The Forgetting Time

“Mets, all the way!” Noah said.

Henry grinned. “That’s what I wanna hear!” He high-fived the boy. “What do you think about Grandy? Think he can bring it?”

That was all it took, apparently. They talked animatedly about baseball for the rest of the way to the park while Janie and Denise walked quietly side by side. Denise was mute with disappointment.

“I’m sorry,” Janie said, her voice low. “I didn’t know what he would do when he saw you. He doesn’t talk about it anymore, but I didn’t know.… I guess he’s just Noah now.”

They walked on a bit in silence.

“He still likes the things he likes, though,” she continued. “Lizards and baseball and new things, too. You should see what he can make out of Legos. These beautiful buildings.”

“He’s like his mom,” Denise said at last.

Janie blushed, shrugged. “He’s happy.”

They got to the park and found an open stretch, a meadow. An elderly couple walked by arm in arm. A large Hasidic family moved down a path, corralling their children, keeping them from veering too close to the pond at the meadow’s edge. People were feeding the ducks, a frenzy of beaks and crumbs. A girl stood in the grass twirling a Hula-Hoop around and around like someone from another time.

Janie and Denise settled on a blanket under the protective limbs of a large tree and took out containers of oily mozzarella balls and hummus, grapes and carrots and pita chips, weighing down the napkins with the thermoses so they didn’t fly away. They had brought a baseball with them and the glove, and while they set up the picnic Henry and Noah crossed over into the open grass and tossed the baseball back and forth, Henry catching the ball in his bare hand, like he used to do.

Denise watched them. Noah was happy. Denise could see that. It was nice to see him happy, like any child. It was for the best that he had forgotten her, Denise knew that, though knowing didn’t make it hurt any less. She was grateful that nature had righted itself but couldn’t shake off the feeling that something had been taken away from her that might have been precious, if only she’d been able to find a way to make it so.

She leaned back on her elbows under the fluttering green leaves. Henry threw the ball in a steady, relaxed rhythm, his face as friendly and neutral as Noah’s. She realized what she had already known: Henry didn’t believe any more than he ever had but was doing this for her. Because he loved her.

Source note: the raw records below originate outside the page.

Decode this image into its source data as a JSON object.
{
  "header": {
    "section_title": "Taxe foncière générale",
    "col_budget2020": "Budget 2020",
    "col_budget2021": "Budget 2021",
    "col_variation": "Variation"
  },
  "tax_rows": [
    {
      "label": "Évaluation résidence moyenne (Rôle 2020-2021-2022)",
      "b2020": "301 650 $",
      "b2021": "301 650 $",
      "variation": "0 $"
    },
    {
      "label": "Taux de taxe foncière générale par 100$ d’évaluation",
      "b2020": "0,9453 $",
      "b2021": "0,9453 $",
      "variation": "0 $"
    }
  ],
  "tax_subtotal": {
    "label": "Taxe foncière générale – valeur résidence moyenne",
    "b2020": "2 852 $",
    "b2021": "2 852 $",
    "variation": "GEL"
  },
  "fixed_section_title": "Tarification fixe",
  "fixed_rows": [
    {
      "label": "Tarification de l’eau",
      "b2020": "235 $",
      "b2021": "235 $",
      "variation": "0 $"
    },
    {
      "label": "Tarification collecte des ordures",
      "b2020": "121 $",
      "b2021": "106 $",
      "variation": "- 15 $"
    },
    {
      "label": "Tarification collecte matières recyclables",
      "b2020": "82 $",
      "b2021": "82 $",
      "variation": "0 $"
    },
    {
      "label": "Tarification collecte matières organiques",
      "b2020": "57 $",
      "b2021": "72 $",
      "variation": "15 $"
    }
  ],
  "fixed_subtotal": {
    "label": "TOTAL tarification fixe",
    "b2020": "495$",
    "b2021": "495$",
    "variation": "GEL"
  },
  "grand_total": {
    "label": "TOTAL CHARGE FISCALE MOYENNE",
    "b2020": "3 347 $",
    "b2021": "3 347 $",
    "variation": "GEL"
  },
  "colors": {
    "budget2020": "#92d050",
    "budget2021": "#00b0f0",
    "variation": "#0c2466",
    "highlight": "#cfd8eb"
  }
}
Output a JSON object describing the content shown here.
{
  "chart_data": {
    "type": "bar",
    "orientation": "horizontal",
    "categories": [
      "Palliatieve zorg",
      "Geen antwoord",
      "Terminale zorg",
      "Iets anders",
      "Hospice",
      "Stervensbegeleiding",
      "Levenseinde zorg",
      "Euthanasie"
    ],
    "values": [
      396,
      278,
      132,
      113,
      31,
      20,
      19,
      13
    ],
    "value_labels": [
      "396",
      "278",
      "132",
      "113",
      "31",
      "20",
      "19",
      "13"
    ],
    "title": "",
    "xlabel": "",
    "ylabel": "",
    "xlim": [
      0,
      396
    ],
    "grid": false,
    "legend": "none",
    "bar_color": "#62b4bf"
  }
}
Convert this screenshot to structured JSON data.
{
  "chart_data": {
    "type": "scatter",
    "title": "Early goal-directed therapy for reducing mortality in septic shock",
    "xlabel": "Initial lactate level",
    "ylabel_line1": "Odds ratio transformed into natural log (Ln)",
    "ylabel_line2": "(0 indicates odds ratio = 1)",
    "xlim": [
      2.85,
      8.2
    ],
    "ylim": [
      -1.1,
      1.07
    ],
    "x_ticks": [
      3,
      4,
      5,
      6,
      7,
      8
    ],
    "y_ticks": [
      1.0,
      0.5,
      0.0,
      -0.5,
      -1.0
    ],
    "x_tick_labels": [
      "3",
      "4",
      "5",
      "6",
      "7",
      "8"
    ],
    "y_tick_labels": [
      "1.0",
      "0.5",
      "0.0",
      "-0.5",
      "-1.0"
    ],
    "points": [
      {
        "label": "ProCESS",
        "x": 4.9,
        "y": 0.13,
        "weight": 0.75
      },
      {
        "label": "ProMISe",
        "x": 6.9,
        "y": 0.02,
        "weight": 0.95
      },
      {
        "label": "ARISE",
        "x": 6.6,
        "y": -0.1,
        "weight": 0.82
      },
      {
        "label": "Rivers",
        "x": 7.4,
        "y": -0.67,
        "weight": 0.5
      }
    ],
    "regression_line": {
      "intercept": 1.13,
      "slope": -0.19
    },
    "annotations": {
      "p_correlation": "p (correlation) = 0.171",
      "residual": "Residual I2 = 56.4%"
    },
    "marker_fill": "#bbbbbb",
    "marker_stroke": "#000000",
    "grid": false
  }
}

The sound of that love was in the thwack of the ball in Tommy’s old mitt, and the sound of her love—for Henry and Tommy and Charlie and Noah—was in the clicking of the wind in the leaves overhead, all of it making a web of sound that caught her and held her in this moment, right here, right now.

She sat back and watched Henry and Noah toss the ball back and forth, back and forth, like fathers and sons and men and boys anywhere, anytime.

“Now let’s see you try a pop-up,” Henry said, and he threw the ball straight up into the sky.

*

Janie wrote to Anderson. She thought it might be useful for him to keep track of what was happening with Noah, in case they did a new edition of his book. Now that normality reigned in her land in all its hectic glory, she liked to remind herself sometimes of where they had been. She and Jerry hadn’t been friends, but they had shared a deeper connection: they were allies. She wrote about Denise and Henry’s visit, giving him all the pertinent data: how much Noah had enjoyed it without recognizing either one of them. She sent the e-mail, and then another one, but he didn’t write her back.